L’émotion et la joie à Villacoublay après le retour des otages
REPORTAGE – Après plus de trois années de détention, les otages d'Arlit ont retrouvé leurs proches mercredi devant les caméras…Alexandre Sulzer
Sans bruit, le Falcon de la République se pose sur le tarmac de la base aérienne de Villacoublay. Il est 11h45 ce mercredi quand les quatre otages d’Arlit (Niger), retenus au Nord-Mali, retrouvent leur patrie, après plusieurs années d’absence forcée. Quelques secondes plus tard, lentement, solennellement, une grappe de famille avance sur le bitume, devant une muraille de caméras et de micros. C’est François Hollande qui dirige ce groupe hésitant comme s’il ne parvenait pas à croire qu’à bord de l’avion qui amorce un dernier virage se trouve un père, un mari, un frère, bien vivant.
Le premier contact entre les désormais ex-otages et leur proche est visuel. Par les hublots, ils se voient, les mains commencent à s’agiter nerveusement. La porte de l’avion s’ouvre. Sortent Laurent Fabius et Jean-Yves Le Drian. Suivent les otages. L’émoi est trop fort. Des cris de joie sortent désormais de la bouche des uns et des autres. Les familles se précipitent sur leurs proches. Ils s’étreignent, pleurent. Même chez les journalistes, l’émotion est palpable dans l’air. Au fil de longues minutes, le bonheur prend le dessus.
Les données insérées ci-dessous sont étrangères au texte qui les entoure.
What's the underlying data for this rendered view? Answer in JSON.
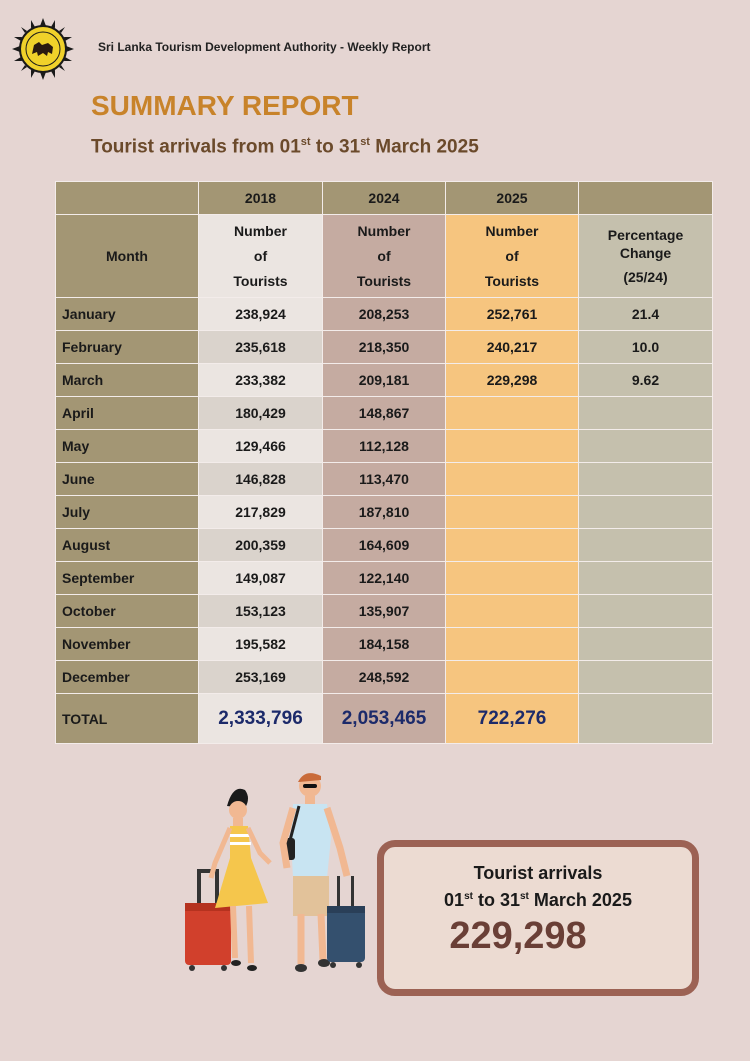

Des sourires barrent les visages, notamment ceux des ministres et du président de la République, des rires fusent.
«L’usage du monde» à la main
Le groupe est invité à un moment plus intime, à l’intérieur des bâtiments, à l’abri des regards. Marc Féret est le premier à quitter le tarmac, il marche lentement, tient la tête baissée. Il porte chèche et lunettes de soleil, comme Thierry Dol et Pierre Legrand, seul, lui, à ne pas avoir de barbe broussailleuse. Mais le benjamin des otages est souriant, tout comme Thierry Dol, rayonnant qui se permet même de saluer de loin les journalistes et de papoter au téléphone. Daniel Larribe a, lui, les traits creusés, le teint hâlé et tient discrètement dans sa main un livre de poche. On apprendra plus tard de la bouche de sa femme Françoise qu’il s’agit de L’usage du monde, un roman initiatique de Nicolas Bouvier, le seul ouvrage qu’elle ait réussi à lui faire parvenir jusqu’à son lieu de détention.
«Un jour nouveau»
Trois quarts d’heure plus tard, François Hollande revient avec les otages pour une brève allocution convenue devant les caméras. Il salue de «grands citoyens qui ont fait honneur dans leur captivité à la France». Pour calmer l’inquiétude des proches des Français encore pris en otages, il assure que «nous devons tout faire pour obtenir leur libération» mais que «cela suppose discrétion et solidarité». Le chef de l’Etat propose aux quatre hommes de prendre la parole. Aucun n’avance vers les micros. Pierre Legrand secoue la tête en signe de désaccord. «Ce n’est pas encore le temps des expressions», conclut François Hollande qui se tourne vers les familles et lance : «je crois qu’on peut les applaudir, quand même».
Tous repartent. Seule Françoise Larribe, ancienne otage elle aussi et rompue aux médias, s’adresse aux journalistes, parle de Daniel. «On a l'impression, très curieusement, qu'il reprend une conversation qu'on avait laissée il y a quelques jours», raconte celle qui a salué la résistance «formidable» de son mari. «Ils ont eu des moments très difficiles», notamment au moment des combats dans le massif des Ifoghas. «Est-ce que vous redoutez l’après?», interroge un journaliste. «Non», répond du tac au tac Françoise Larribe. «C’est un jour nouveau.»